Skip to content

Gradoop HBase Store

Christopher Rost edited this page Nov 1, 2018 · 4 revisions

Apache HBase Apache HBase™ is the Hadoop database, a distributed, scalable, big data store.

With this adapter implementation you can use Apache HBase as DataSource and DataSink for your graph data.

Getting start

Add gradoop-hbase to your dependency

Compile gradoop hbase with

mvn clean install -DskipTests=true

Copy gradoop-store/gradoop-hbase/target/gradoop-hbase-<ver>.jar into your client lib.

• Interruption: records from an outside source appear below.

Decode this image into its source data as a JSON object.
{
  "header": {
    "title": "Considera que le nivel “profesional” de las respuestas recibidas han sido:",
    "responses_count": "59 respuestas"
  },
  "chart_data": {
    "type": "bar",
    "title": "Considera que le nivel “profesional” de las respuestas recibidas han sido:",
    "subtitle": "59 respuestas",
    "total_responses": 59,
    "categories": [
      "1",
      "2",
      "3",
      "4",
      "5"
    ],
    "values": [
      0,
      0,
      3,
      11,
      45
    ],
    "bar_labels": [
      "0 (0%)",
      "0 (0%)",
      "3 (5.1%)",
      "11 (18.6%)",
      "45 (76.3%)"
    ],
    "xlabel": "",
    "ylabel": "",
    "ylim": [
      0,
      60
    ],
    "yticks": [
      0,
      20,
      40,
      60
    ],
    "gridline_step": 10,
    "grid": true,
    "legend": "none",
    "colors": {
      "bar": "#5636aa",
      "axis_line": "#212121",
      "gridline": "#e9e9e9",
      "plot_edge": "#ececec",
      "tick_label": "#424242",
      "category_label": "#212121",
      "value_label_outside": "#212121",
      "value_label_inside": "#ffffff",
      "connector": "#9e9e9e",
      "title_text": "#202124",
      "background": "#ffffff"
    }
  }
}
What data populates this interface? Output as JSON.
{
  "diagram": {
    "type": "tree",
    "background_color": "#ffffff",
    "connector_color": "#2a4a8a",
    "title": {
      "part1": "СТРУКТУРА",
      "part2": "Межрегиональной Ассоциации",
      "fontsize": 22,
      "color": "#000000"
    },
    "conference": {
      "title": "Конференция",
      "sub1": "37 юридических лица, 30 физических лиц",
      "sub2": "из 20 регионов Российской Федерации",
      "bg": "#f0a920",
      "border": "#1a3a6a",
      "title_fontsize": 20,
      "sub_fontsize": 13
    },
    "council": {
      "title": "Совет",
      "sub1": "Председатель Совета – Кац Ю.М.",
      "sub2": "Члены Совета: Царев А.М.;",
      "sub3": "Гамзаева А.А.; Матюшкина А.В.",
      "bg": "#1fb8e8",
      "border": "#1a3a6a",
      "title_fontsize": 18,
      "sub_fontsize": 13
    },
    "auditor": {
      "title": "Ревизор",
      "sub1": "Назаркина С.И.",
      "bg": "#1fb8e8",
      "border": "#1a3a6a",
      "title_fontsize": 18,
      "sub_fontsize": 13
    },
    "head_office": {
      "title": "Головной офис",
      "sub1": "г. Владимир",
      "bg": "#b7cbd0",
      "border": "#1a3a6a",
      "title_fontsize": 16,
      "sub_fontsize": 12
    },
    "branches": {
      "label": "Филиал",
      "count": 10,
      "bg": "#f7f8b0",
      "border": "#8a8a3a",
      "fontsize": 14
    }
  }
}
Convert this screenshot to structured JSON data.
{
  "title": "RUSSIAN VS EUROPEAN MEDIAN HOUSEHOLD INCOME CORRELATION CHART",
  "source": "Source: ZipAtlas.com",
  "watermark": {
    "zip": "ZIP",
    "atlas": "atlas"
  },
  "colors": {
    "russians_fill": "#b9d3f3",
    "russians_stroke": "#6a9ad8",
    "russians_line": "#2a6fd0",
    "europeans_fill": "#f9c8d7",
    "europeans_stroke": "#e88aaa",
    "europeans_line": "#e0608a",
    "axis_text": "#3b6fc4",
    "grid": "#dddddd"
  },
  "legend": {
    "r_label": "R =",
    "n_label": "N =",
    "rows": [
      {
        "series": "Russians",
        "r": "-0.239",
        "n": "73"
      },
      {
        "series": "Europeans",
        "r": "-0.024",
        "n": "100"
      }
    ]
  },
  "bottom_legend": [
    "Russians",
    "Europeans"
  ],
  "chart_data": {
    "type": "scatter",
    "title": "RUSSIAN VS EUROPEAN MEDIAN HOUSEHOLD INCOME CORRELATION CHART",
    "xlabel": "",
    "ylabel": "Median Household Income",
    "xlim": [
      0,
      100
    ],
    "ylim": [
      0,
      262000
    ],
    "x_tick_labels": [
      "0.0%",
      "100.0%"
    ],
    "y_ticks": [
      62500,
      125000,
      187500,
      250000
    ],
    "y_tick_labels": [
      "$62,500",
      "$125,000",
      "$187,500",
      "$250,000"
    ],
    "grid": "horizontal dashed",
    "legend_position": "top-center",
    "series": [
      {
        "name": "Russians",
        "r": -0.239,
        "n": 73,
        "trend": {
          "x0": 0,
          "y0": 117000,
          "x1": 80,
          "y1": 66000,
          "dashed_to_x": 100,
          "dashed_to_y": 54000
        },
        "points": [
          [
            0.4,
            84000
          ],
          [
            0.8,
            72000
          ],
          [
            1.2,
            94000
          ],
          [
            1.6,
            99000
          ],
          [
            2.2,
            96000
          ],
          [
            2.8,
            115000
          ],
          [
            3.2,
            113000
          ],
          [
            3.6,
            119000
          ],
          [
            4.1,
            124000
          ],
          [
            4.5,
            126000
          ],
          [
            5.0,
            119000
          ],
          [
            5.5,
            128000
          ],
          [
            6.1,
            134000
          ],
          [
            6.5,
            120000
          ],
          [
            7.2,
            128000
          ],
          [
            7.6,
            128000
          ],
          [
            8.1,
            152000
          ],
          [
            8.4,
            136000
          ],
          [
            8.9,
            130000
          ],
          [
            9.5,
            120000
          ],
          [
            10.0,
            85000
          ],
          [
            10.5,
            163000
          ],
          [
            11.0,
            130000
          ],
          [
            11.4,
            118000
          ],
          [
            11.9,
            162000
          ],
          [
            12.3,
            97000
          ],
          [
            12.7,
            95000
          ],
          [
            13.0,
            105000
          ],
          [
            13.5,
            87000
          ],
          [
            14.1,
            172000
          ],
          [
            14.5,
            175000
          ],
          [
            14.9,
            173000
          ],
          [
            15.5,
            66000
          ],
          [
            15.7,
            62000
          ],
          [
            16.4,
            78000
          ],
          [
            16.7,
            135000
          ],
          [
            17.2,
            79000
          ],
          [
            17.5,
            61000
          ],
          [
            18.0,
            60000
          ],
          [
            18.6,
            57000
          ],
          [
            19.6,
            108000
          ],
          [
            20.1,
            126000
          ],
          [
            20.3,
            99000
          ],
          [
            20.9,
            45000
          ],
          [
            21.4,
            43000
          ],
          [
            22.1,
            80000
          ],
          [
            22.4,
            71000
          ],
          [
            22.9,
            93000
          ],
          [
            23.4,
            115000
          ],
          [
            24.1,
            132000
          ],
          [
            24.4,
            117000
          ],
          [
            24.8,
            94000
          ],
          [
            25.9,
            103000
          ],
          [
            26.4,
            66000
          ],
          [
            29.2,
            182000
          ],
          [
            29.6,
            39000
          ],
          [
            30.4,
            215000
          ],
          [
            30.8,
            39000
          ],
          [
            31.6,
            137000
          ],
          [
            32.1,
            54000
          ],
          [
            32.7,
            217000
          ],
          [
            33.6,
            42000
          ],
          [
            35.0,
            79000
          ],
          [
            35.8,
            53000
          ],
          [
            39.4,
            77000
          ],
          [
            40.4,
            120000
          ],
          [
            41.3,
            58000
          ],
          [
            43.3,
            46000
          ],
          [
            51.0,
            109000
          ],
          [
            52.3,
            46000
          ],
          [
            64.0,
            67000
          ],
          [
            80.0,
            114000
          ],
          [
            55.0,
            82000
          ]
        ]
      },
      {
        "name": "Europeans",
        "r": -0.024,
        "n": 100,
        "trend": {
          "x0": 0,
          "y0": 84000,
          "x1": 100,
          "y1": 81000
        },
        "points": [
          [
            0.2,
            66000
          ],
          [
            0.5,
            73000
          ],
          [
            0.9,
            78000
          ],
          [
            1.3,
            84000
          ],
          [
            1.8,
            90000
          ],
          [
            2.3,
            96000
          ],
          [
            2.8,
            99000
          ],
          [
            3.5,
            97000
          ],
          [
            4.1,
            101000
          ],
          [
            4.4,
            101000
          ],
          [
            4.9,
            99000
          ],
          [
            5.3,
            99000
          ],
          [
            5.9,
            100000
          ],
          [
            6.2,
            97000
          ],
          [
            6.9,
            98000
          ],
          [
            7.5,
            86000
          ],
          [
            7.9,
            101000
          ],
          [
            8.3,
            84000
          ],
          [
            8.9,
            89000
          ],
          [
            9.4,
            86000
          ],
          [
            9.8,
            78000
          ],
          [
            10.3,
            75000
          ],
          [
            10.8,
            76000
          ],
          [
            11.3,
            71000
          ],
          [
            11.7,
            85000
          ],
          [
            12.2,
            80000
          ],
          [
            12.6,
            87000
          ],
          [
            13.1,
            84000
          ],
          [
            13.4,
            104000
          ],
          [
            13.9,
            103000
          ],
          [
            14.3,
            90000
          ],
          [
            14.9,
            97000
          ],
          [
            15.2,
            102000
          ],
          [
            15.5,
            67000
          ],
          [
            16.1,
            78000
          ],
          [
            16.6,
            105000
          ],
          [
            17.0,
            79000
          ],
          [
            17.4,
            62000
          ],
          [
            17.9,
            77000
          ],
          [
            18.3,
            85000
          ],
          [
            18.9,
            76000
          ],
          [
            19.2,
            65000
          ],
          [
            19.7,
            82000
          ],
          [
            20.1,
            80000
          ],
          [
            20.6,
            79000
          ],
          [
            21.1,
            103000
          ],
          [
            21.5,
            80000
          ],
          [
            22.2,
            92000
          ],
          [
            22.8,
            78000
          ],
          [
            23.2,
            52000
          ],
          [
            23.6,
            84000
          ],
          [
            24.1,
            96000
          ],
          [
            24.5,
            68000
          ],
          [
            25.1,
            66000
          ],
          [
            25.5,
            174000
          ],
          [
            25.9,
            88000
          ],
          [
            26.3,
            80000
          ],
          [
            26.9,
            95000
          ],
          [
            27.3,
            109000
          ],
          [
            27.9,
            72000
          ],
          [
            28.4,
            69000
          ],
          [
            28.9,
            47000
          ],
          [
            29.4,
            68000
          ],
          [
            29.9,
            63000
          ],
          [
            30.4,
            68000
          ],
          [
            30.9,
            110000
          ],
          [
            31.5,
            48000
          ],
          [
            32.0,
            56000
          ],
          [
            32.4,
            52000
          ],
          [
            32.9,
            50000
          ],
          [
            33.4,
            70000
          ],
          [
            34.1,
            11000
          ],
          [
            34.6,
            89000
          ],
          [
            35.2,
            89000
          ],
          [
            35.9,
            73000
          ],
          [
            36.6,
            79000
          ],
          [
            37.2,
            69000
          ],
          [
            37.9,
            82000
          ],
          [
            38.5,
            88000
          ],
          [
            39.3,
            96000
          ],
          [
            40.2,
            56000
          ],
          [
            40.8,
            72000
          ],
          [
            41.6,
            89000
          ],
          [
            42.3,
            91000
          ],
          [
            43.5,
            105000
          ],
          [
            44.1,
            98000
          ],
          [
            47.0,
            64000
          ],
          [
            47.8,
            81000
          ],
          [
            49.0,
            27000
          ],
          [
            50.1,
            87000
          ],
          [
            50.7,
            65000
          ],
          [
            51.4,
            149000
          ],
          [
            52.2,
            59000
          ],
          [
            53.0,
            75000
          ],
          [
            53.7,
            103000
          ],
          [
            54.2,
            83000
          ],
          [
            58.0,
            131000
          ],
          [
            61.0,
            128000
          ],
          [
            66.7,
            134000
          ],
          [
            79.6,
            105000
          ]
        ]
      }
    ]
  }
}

Or you can simply use maven pom as below:

<!-- Maven Gradoop HBase -->
<dependency>
    <groupId>org.gradoop</groupId>
    <artifactId>gradoop-hbase</artifactId>
    <version>${gradoop.version}</version>
</dependency>

Creation of an HBase based Graph-store

// create gradoop HBase configuration
GradoopHBaseConfig config = GradoopHBaseConfig.getDefaultConfig();

// create HBase configuration
HBaseConfiguration hbconfig = HBaseConfiguration.create();

// create store
HBaseEPGMStore graphStore = HBaseEPGMStoreFactory
    .createOrOpenEPGMStore(hbconfig, config);

Now let's add some graph elements

graphStore.writeGraphHead(graphHead);
graphStore.wirteVertex(vertex);
graphStore.writeEdge(edge);

graphStore.flush();

Accessing Data

Example for DataSink & DataSource

Read data from store

// data source
GradoopFlinkConfig flinkConfig = GradoopFlinkConfig
    .createConfig(getExecutionEnvironment());
DataSource hbaseDataSource = new HBaseDataSource(graphStore, flinkConfig);
GraphCollection result = HBaseDataSource.cypher(
    "MATCH (u1:Person)<-[:hasModerator]-(f:Forum)" +
    "(u2:Person)<-[:hasMember]-(f)" +
    "WHERE u1.name = \"Alice\"");

Write data to store

// data sink
GradoopFlinkConfig flinkConfig = GradoopFlinkConfig
    .createConfig(getExecutionEnvironment());
DataSink HBaseSink = new HBaseDataSink(graphStore, flinkConfig);
HBaseSink.write(result);

Store Layout

GraphData (table 'graph_heads')

----------*-------------*-----------------------*------------*-----------------------
  row     |     cf      |           cq          |  timestamp |   value
----------*-------------*-----------------------*------------*-----------------------
          |     m       |           l           |            |  {label}
  {id}    *-------------*-----------------------*------------*-----------------------
          |   p_type    |      {property key}   |            |  {property type byte}
          *-------------*-----------------------*------------*-----------------------
          |   p_value   |      {property key}   |            |  {property value}
----------*-------------*-----------------------*------------*-----------------------


VertexData (table 'vertices')

----------*-------------*-----------------------*------------*-----------------------
  row     |     cf      |           cq          |  timestamp |   value
----------*-------------*-----------------------*------------*-----------------------
          |      m      |            l          |            |  {label}
  {id}    *-------------*-----------------------*------------*-----------------------
          |      m      |            g          |            |  {graph id}
          *-------------*-----------------------*------------*-----------------------
          |   p_type    |      {property key}   |            |  {property type byte}
          *-------------*-----------------------*------------*-----------------------
          |   p_value   |      {property key}   |            |  {property value}
----------*-------------*-----------------------*------------*-----------------------

EdgeData (table 'edges')

----------*-------------*-----------------------*------------*-----------------------
  row     |     cf      |           cq          |  timestamp |   value
----------*-------------*-----------------------*------------*-----------------------
          |      m      |            l          |            |  {label}
          *-------------*-----------------------*------------*-----------------------
          |      m      |            g          |            |  {graph id}
  {id}    *-------------*-----------------------*------------*-----------------------
          |      m      |            s          |            |  {source vertex id}
          *-------------*-----------------------*------------*-----------------------
          |      m      |            t          |            |  {varget vertex id}
          *-------------*-----------------------*------------*-----------------------
          |   p_type    |      {property key}   |            |  {property type byte}
          *-------------*-----------------------*------------*-----------------------
          |   p_value   |      {property key}   |            |  {property value}
----------*-------------*-----------------------*------------*-----------------------